Google's New Personalized Homepage
jgaynor writes "Citing user requests to coalesce its disparate services, Google today released its new personalized homepage service. It allows you to arrange your Gmail, Google News, Google Maps driving directions, weather and a few select news services (including Slashdot) on a single page. Future plans include Universal RSS support. Clearly a shot at existing services like My Yahoo."
More coverage at Google Blogoscoped.
I submitted this story about 30 mins ago but it looks like someone beat me to it.
I still can't actually read messages, but I can see if I have something that requires immediate attention instead of waiting until I get home.
You never needed to anyway, the Google Accounts sign-in is a central login which gives you access to GMail, Groups, Video and everything else.
From the FAQ:
6. Why did you mess up the clean, crisp Google homepage?
We didn't. If you want to keep using the original Google homepage, you can. In fact, we expect that many users will. The personalized homepage is for those users who want to see more of the information that matters to them in the same place. You can always switch back and forth between your personalized homepage and the original Google homepage by clicking "Classic Home" or "Personalized Home."
You obviously have not looked at yahoo for a while. Google is cleaner but displays less and their colour scheme chould do with some work. The edit option displays very poorly against a similar shade background.
Do not try to read the dupe, thats impossible. Instead, only try to realize the truth
What truth?
There is no dupe
Well, Microsoft at least it already has a aquivalent with a javascript RSS reader and everything, so Microsoft seems to be "ahead" in this case: http://www.start.com/1/
(although it lags a bit, for instance this story hasn't shown up yet).
Blame Slashdot. The RSS hasn't updated yet.
If you go to http://www.google.co.uk/ig/customize then try to set and save your settings, you'll find that it's pretty broken...

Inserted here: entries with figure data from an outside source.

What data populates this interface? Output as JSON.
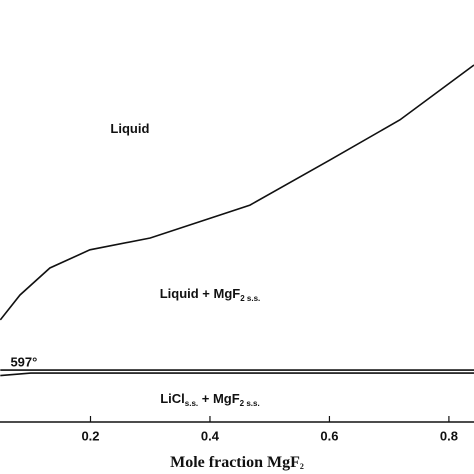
{
  "chart_data": {
    "type": "line",
    "x_label_parts": [
      "Mole fraction MgF",
      "2"
    ],
    "xlim": [
      0.0485,
      0.842
    ],
    "ylim": [
      0,
      100
    ],
    "xticks": [
      0.2,
      0.4,
      0.6,
      0.8
    ],
    "series": [
      {
        "color": "#111111",
        "x": [
          0.049,
          0.082,
          0.132,
          0.199,
          0.3,
          0.467,
          0.601,
          0.718,
          0.842
        ],
        "values": [
          24.2,
          30.1,
          36.5,
          40.8,
          43.6,
          51.4,
          62.1,
          71.6,
          84.6
        ]
      },
      {
        "color": "#111111",
        "x": [
          0.049,
          0.842
        ],
        "values": [
          12.3,
          12.3
        ]
      },
      {
        "color": "#111111",
        "x": [
          0.049,
          0.1,
          0.842
        ],
        "values": [
          11.0,
          11.6,
          11.6
        ]
      }
    ],
    "annotations": [
      {
        "parts": [
          "Liquid"
        ],
        "x": 0.266,
        "y": 69.2
      },
      {
        "parts": [
          "Liquid + MgF",
          "2 s.s."
        ],
        "x": 0.4,
        "y": 30.1
      },
      {
        "parts": [
          "LiCl",
          "s.s.",
          " + MgF",
          "2 s.s."
        ],
        "x": 0.4,
        "y": 5.2
      },
      {
        "parts": [
          "597°"
        ],
        "x": 0.066,
        "y": 13.9
      }
    ]
  }
}
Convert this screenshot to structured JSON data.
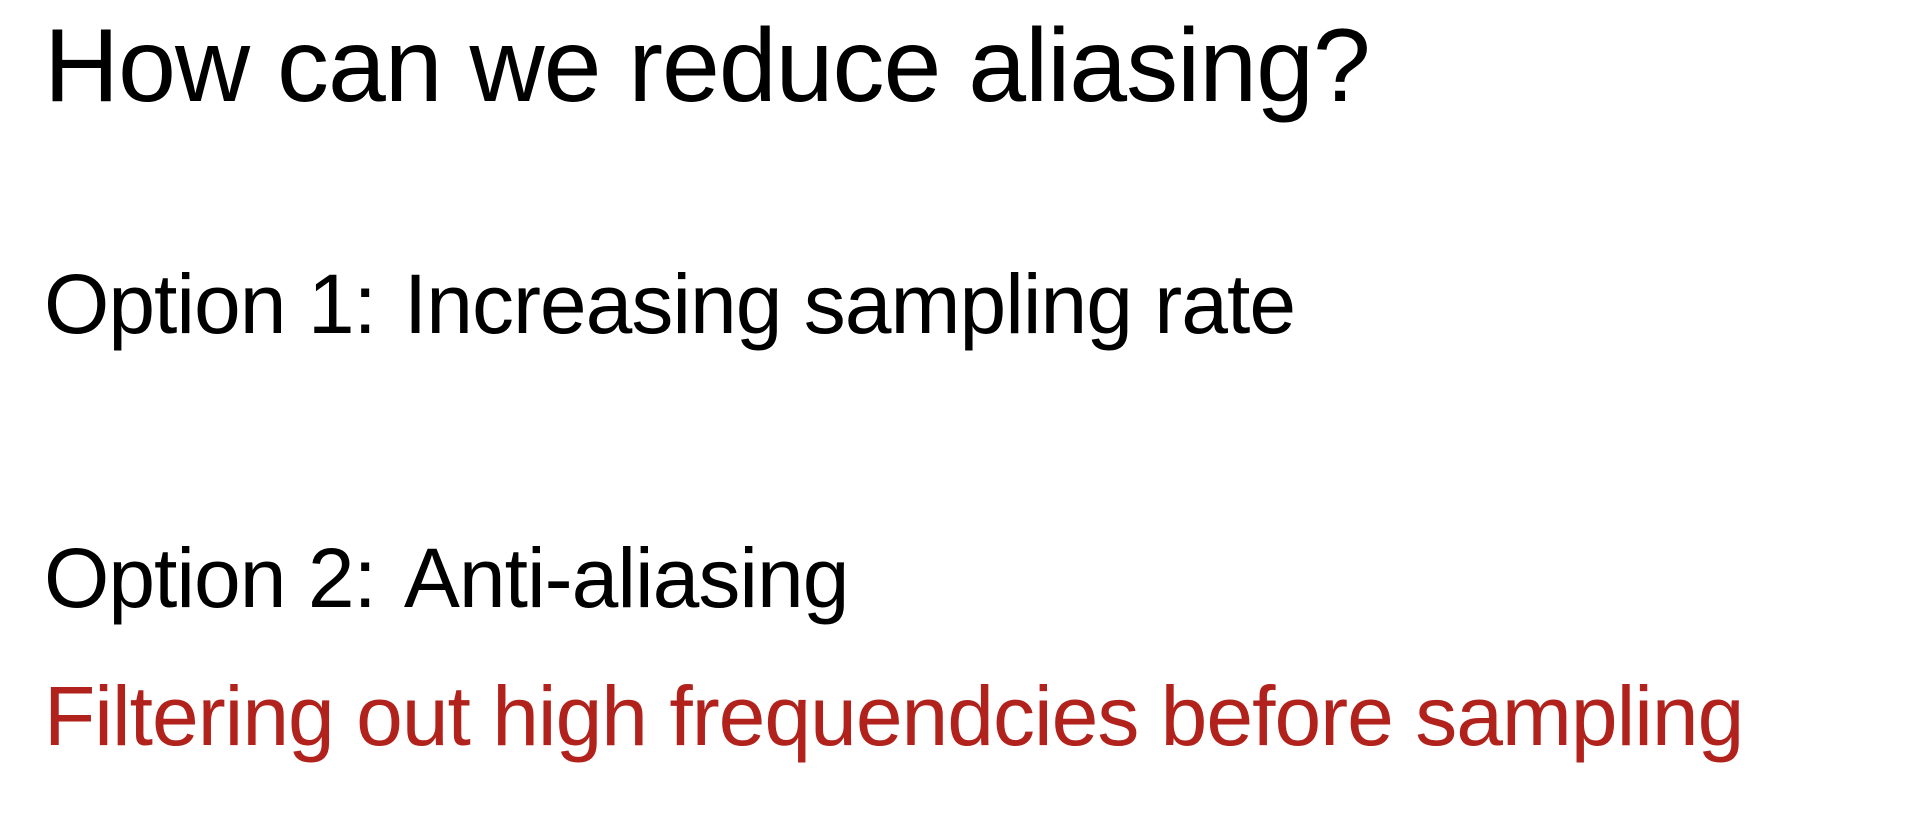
{
  "slide": {
    "title": "How can we reduce aliasing?",
    "option1": {
      "label": "Option 1:",
      "text": "Increasing sampling rate"
    },
    "option2": {
      "label": "Option 2:",
      "text": "Anti-aliasing"
    },
    "detail": "Filtering out high frequendcies before sampling"
  },
  "colors": {
    "text": "#000000",
    "accent": "#b2221d",
    "background": "#ffffff"
  }
}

It seems to send the page into a loop...in IE you will just receive continuous warnings that you are being redirected to an nonsecure page.
-- Pete.
Monochrome - Probably the UK's largest internet BBS
Tracking on the normal search page is done a little differently (though perhaps they just have some server side code that returns different methods based on browser). As you know, account or no account, all Google pages attempt to implant a "never expires" cookie that has a unique ID if a unique ID is not already found on your system. The ID is used to allow Google to associate all requests with you (and if you have an account, multiple computers can be tied to a single person/ID).
For the regular search, rather then using a redirect script, it seems to use onmousedown javascript (in this way the link you click is a "direct" link to the URL). The mousedown script causes your webbrowser to load a hidden image (which is really a tracking image, the kind used by spammers in their email to report back to them). If you examine the javascript it sends the link you clicked, your unique ID, the position on the page the link was ("1" for the first link and so on) and two type parameters (ct="res" and sa="T") encoded as the URL for the fake image.

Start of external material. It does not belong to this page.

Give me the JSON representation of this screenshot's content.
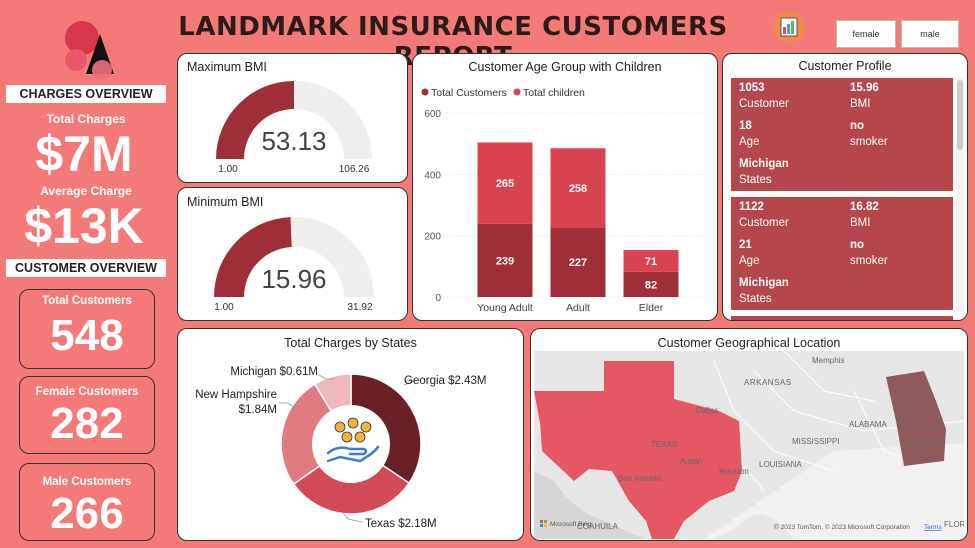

Very interesting. I was right, Google seems to have have multiple formats for what visually looks like the same result page. The underlying format determines if and how Google tracks your clicks. One factor that may play a part is the date - the unique ID in the cookie includes a checksummed date of when the ID was created. Some Google features (like the book excerpts) have already been shown to check this date and give different results based on whether your cookie appears to be an existing cookie, or if it appears that you just created it a short time ago. It would take some time to verify, but I would hypothize Google only starts including link tracking code once the cookie is old enough to mark you as a legitimate or otherwise worthwhile user.
...the nice user interface with proper tabs for Firefox clients.
Seriously, it's so much nicer than having the page reload when you click another tab. Why doesn't the FF start page use this?
Why suggest it here? Put it in as feedback to Google. They act on feedback, you know.